Greece and Cyprus accused rival Turkey on Thursday of stoking tensions as Ankara prepared to dispatch a drillship to the Mediterranean next month in a search for natural gas.
Relations between Athens and Ankara are strained over a raft of issues ranging from overflights to disputed waters.
“We expect it to come. We discussed (taking) certain actions in the hope that this would avert the creation of any tensions in our exclusive economic zone.” -Kasoulides
Cyprus, split along ethnic lines for nearly five decades, is a key point of division, deepened in recent years by overlapping and competing claims over offshore waters believed to contain large quantities of natural gas.
Turkey is set to send a drillship into the Mediterranean in early August in search of gas.

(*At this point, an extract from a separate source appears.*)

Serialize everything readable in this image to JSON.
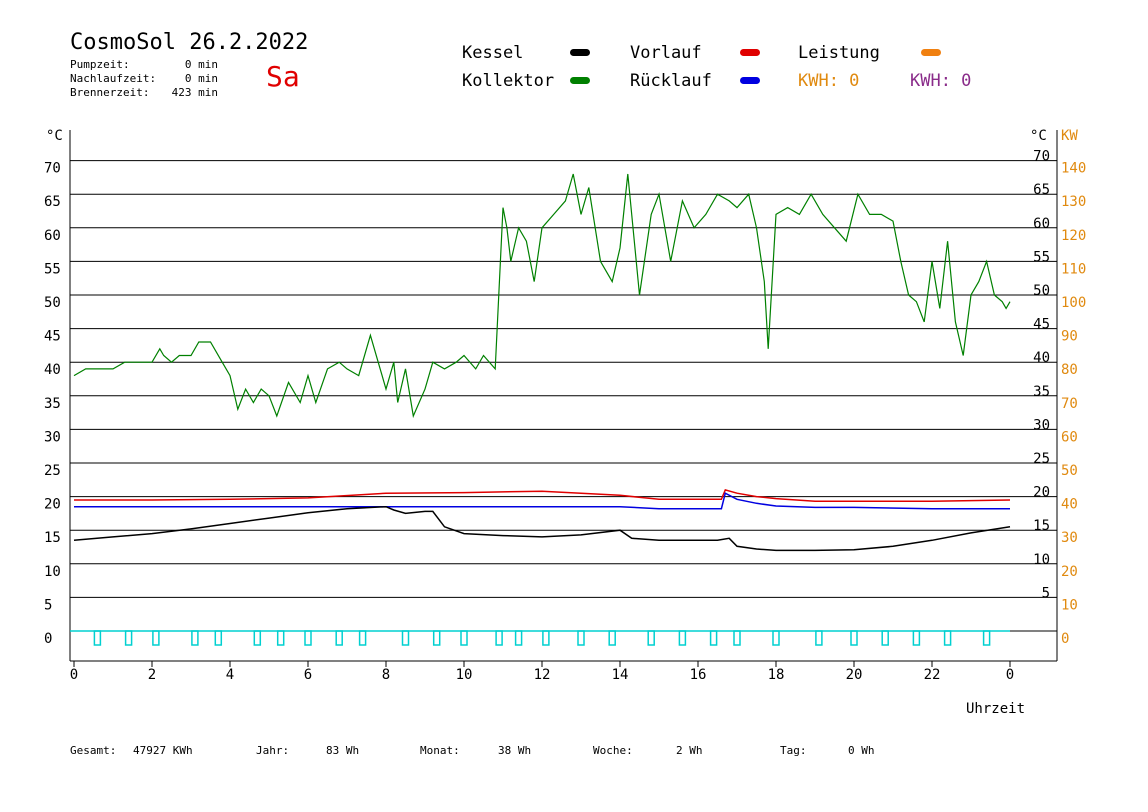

“We expect it to come,” Cypriot Foreign Minister Ioannis Kasoulides told journalists after meeting his Greek counterpart Nikos Dendias in Nicosia. “We discussed (taking) certain actions in the hope that this would avert the creation of any tensions in our exclusive economic zone.”

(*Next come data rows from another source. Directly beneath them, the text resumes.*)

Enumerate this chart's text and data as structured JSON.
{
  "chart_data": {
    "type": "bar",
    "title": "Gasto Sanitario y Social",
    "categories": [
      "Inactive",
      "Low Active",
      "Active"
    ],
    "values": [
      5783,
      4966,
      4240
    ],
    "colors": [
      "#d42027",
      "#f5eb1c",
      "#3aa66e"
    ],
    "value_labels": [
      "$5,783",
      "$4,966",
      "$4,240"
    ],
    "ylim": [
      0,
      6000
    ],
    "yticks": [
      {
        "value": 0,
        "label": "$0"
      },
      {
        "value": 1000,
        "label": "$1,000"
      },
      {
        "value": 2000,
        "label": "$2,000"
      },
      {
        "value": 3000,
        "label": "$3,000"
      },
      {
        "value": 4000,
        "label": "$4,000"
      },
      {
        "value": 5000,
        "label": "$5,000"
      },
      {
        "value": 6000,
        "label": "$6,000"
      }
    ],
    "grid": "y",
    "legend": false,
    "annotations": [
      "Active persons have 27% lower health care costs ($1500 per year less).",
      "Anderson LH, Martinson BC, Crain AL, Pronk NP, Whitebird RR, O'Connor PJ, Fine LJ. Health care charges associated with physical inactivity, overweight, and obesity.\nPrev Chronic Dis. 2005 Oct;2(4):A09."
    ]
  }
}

Nicosia would act in concert with its EU partners on the best course of action, Kasoulides said
There was, he said, a “crescendo of harsh and provocative rhetoric” from Ankara, adding: “We are keeping the tone down.”
Cyprus was partitioned in 1974 when Turkey invaded its northern third. Both Greece and Turkey are guarantor powers of Cypriot independence, along with Britain.

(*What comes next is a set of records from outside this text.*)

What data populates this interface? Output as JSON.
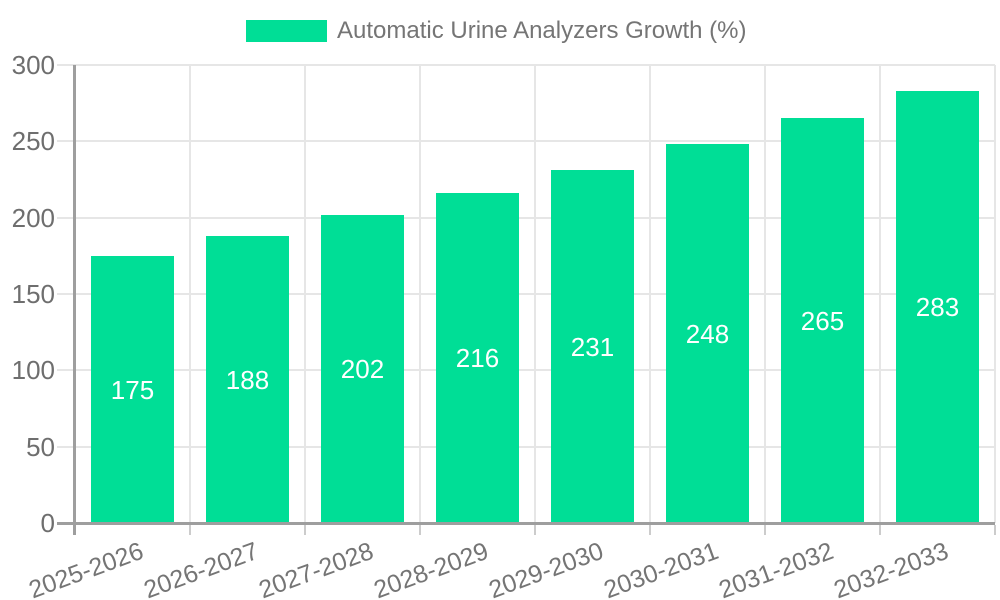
{
  "legend": {
    "label": "Automatic Urine Analyzers Growth (%)"
  },
  "colors": {
    "bar": "#00DE96",
    "grid_line": "#E6E6E6",
    "axis_line": "#9E9E9E",
    "x_tick_mark": "#CCCCCC",
    "axis_text": "#6E6E6E",
    "legend_text": "#757575",
    "x_label_text": "#757575",
    "bar_label_text": "#FFFFFF",
    "background": "#FFFFFF"
  },
  "chart_data": {
    "type": "bar",
    "title": "Automatic Urine Analyzers Growth (%)",
    "categories": [
      "2025-2026",
      "2026-2027",
      "2027-2028",
      "2028-2029",
      "2029-2030",
      "2030-2031",
      "2031-2032",
      "2032-2033"
    ],
    "series": [
      {
        "name": "Automatic Urine Analyzers Growth (%)",
        "values": [
          175,
          188,
          202,
          216,
          231,
          248,
          265,
          283
        ]
      }
    ],
    "xlabel": "",
    "ylabel": "",
    "ylim": [
      0,
      300
    ],
    "yticks": [
      0,
      50,
      100,
      150,
      200,
      250,
      300
    ],
    "grid": true,
    "legend_position": "top-center",
    "value_label_position": "inside-middle",
    "x_tick_rotation_deg": -20
  }
}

Seeds of division were sown earlier when a partnership of Greek and Turkish Cypriots in government crumbled three years after the former British colony gained independence.
Both Kasoulides and Dendias compared events in Cyprus to Russia’s invasion of Ukraine, but Dendias said the comparison ended there.
“Forty-eight years ago, the international community did not respond to the invasion in Cyprus in the way it should have,” said Dendias. “And we have to remind everyone that the invasion of Ukraine is not the only case of invasion in Europe.”